Unnamed: 0,code,event,finished,finished_provisional,id,kickoff_time,minutes,provisional_start_time,started,team_a,team_a_score,team_h,team_h_score,stats,team_h_difficulty,team_a_difficulty,pulse_id
10,2210276,1.0,True,True,6,2021-08-14T11:30:00Z,90,False,True,10,1.0,13,5.0,"[{'identifier': 'goals_scored', 'a': [{'value'...",2,4,66347
11,2210272,1.0,True,True,2,2021-08-14T14:00:00Z,90,False,True,4,2.0,5,1.0,"[{'identifier': 'goals_scored', 'a': [{'value'...",3,2,66343
12,2210273,1.0,True,True,3,2021-08-14T14:00:00Z,90,False,True,7,0.0,6,3.0,"[{'identifier': 'goals_scored', 'a': [], 'h': ...",2,5,66344
13,2210274,1.0,True,True,4,2021-08-14T14:00:00Z,90,False,True,16,1.0,8,3.0,"[{'identifier': 'goals_scored', 'a': [{'value'...",2,2,66345
14,2210275,1.0,True,True,5,2021-08-14T14:00:00Z,90,False,True,20,0.0,9,1.0,"[{'identifier': 'goals_scored', 'a': [], 'h': ...",3,3,66346
15,2210280,1.0,True,True,8,2021-08-14T14:00:00Z,90,False,True,2,2.0,18,3.0,"[{'identifier': 'goals_scored', 'a': [{'value'...",3,2,66351
16,2210278,1.0,True,True,7,2021-08-14T16:30:00Z,90,False,True,11,3.0,15,0.0,"[{'identifier': 'goals_scored', 'a': [{'value'...",4,2,66349
17,2210277,1.0,True,True,9,2021-08-15T13:00:00Z,90,False,True,19,4.0,14,2.0,"[{'identifier': 'goals_scored', 'a': [{'value'...",3,2,66348
18,2210279,1.0,True,True,10,2021-08-15T15:30:00Z,90,False,True,12,0.0,17,1.0,"[{'identifier': 'goals_scored', 'a': [], 'h': ...",5,4,66350
19,2210286,2.0,True,True,15,2021-08-21T11:30:00Z,90,False,True,5,0.0,11,2.0,"[{'identifier': 'goals_scored', 'a': [], 'h': ...",2,5,66357


Conclusion:
Fixtures data contains information about each fixture each game week.
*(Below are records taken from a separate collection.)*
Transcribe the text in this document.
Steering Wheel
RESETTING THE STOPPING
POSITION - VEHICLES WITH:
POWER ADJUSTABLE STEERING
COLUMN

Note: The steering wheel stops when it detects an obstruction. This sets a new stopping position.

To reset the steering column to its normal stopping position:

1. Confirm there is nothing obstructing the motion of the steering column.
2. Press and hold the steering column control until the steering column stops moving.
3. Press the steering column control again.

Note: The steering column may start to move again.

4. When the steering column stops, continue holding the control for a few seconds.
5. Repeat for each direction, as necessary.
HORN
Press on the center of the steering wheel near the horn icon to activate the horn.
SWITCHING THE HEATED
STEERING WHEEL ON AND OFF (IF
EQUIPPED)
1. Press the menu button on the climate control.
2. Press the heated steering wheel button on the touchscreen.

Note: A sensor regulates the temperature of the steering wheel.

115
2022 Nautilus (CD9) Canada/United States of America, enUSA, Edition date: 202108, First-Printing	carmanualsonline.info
There is bool column with information if match is already finished, and information about scores.
**Data from this table is especially useful when predicting the best players to buy and play next few games.**

## 8. teams.csv, id_dict.csv, player_idlist.csv

There are also csv files with information with player or team ID, which can be helpful in joining data from different tables etc.